[OPTIM] task: reduce the number of calls to task_queue()

Most of the time, task_queue() will immediately return. By extracting
the preliminary checks and putting them in an inline function, we can
significantly reduce the number of calls to the function itself, and
most of the tests can be optimized away due to the caller's context.
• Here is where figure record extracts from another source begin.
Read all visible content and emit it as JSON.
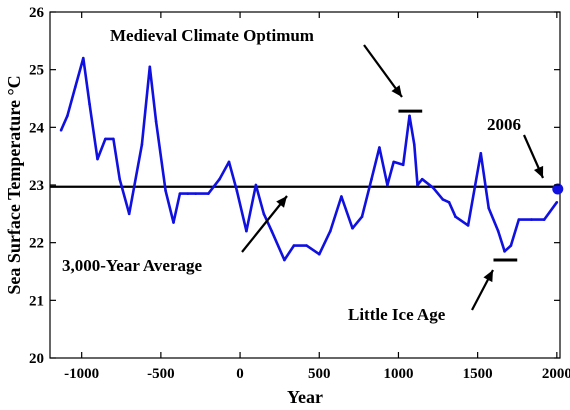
{
  "chart_data": {
    "type": "line",
    "title": "",
    "xlabel": "Year",
    "ylabel": "Sea Surface Temperature °C",
    "xlim": [
      -1200,
      2020
    ],
    "ylim": [
      20,
      26
    ],
    "x_ticks": [
      -1000,
      -500,
      0,
      500,
      1000,
      1500,
      2000
    ],
    "y_ticks": [
      20,
      21,
      22,
      23,
      24,
      25,
      26
    ],
    "grid": false,
    "series": [
      {
        "color": "#1010e0",
        "x": [
          -1130,
          -1090,
          -1040,
          -990,
          -950,
          -900,
          -850,
          -800,
          -760,
          -700,
          -620,
          -570,
          -530,
          -470,
          -420,
          -380,
          -330,
          -280,
          -200,
          -130,
          -70,
          -20,
          40,
          100,
          150,
          200,
          280,
          340,
          420,
          500,
          570,
          640,
          710,
          770,
          830,
          880,
          930,
          970,
          1030,
          1070,
          1100,
          1120,
          1150,
          1220,
          1280,
          1320,
          1360,
          1440,
          1520,
          1570,
          1630,
          1670,
          1710,
          1760,
          1840,
          1920,
          2000
        ],
        "y": [
          23.95,
          24.2,
          24.7,
          25.2,
          24.4,
          23.45,
          23.8,
          23.8,
          23.1,
          22.5,
          23.7,
          25.05,
          24.1,
          22.9,
          22.35,
          22.85,
          22.85,
          22.85,
          22.85,
          23.1,
          23.4,
          22.9,
          22.2,
          23.0,
          22.5,
          22.2,
          21.7,
          21.95,
          21.95,
          21.8,
          22.2,
          22.8,
          22.25,
          22.45,
          23.1,
          23.65,
          23.0,
          23.4,
          23.35,
          24.2,
          23.7,
          23.0,
          23.1,
          22.95,
          22.75,
          22.7,
          22.45,
          22.3,
          23.55,
          22.6,
          22.2,
          21.85,
          21.95,
          22.4,
          22.4,
          22.4,
          22.7
        ]
      }
    ],
    "reference_line": {
      "label": "3,000-Year Average",
      "value": 22.97,
      "color": "#000000"
    },
    "highlight_point": {
      "label": "2006",
      "x": 2006,
      "y": 22.93,
      "color": "#1010e0"
    },
    "annotations": [
      {
        "text": "Medieval Climate Optimum",
        "bar_x": [
          1000,
          1150
        ],
        "bar_y": 24.28
      },
      {
        "text": "Little Ice Age",
        "bar_x": [
          1600,
          1750
        ],
        "bar_y": 21.7
      }
    ]
  }
}
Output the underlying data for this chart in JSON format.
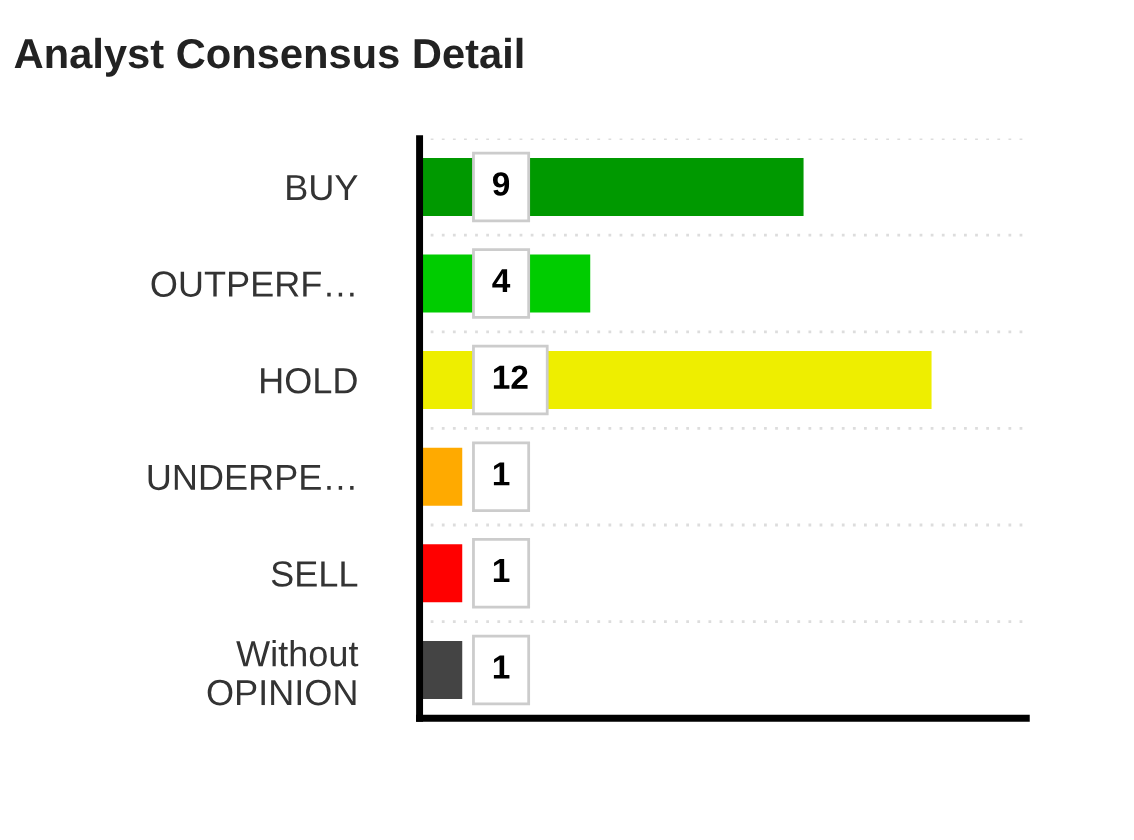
{
  "chart_data": {
    "type": "bar",
    "orientation": "horizontal",
    "title": "Analyst Consensus Detail",
    "categories": [
      "BUY",
      "OUTPERF…",
      "HOLD",
      "UNDERPE…",
      "SELL",
      "Without\nOPINION"
    ],
    "values": [
      9,
      4,
      12,
      1,
      1,
      1
    ],
    "colors": [
      "#009900",
      "#00cc00",
      "#eeee00",
      "#ffaa00",
      "#ff0000",
      "#444444"
    ],
    "data_labels": true,
    "grid": "y"
  }
}
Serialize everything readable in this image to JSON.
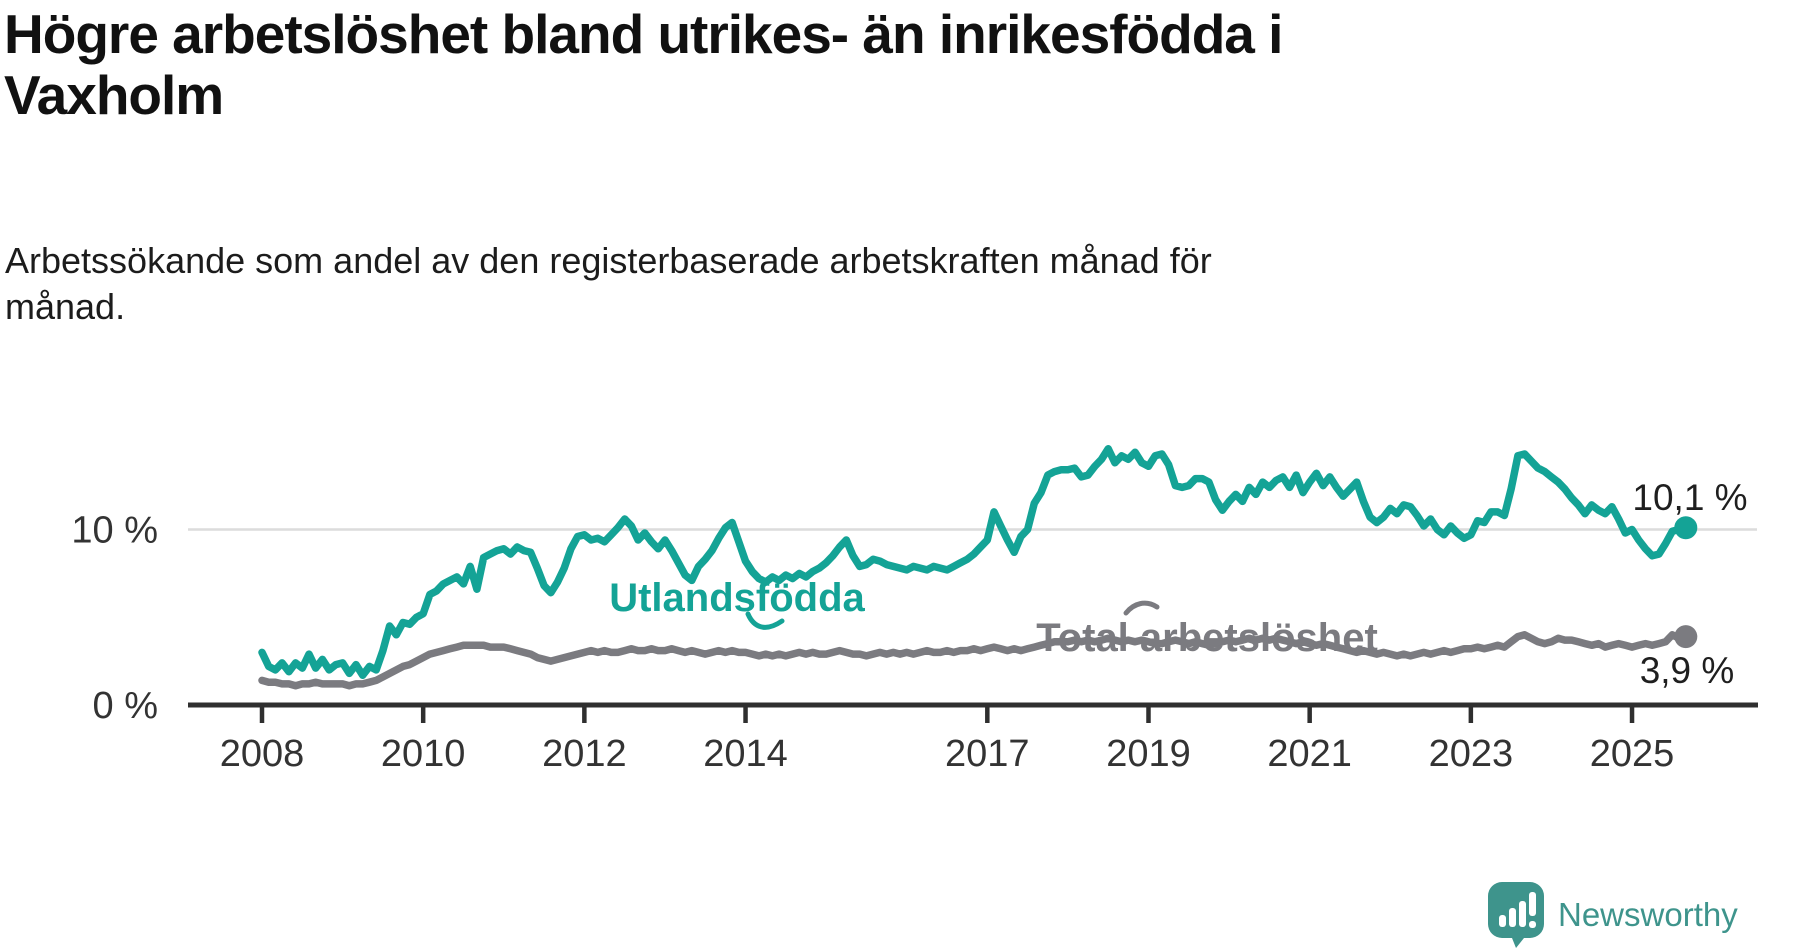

Another minor improvement in process_runnable_tasks() consisted in
taking benefit from the processor's branch prediction unit by making
a special case of the process_session() callback which is by far the
most common one.

All this improved performance by about 1%, mainly during the call
from process_runnable_tasks().
diff --git a/include/common/ticks.h b/include/common/ticks.h
index f3c1a7d..4587d56 100644
--- a/include/common/ticks.h
+++ b/include/common/ticks.h
@@ -113,6 +113,17 @@
 		return t2;
 }
 
+/* return the first one of the two timers, where only the first one may be infinite */
+static inline int tick_first_2nz(int t1, int t2)
+{
+	if (!tick_isset(t1))
+		return t2;
+	if ((t1 - t2) <= 0)
+		return t1;
+	else
+		return t2;
+}
+
 /* return the number of ticks remaining from <now> to <exp>, or zero if expired */
 static inline int tick_remain(int now, int exp)
 {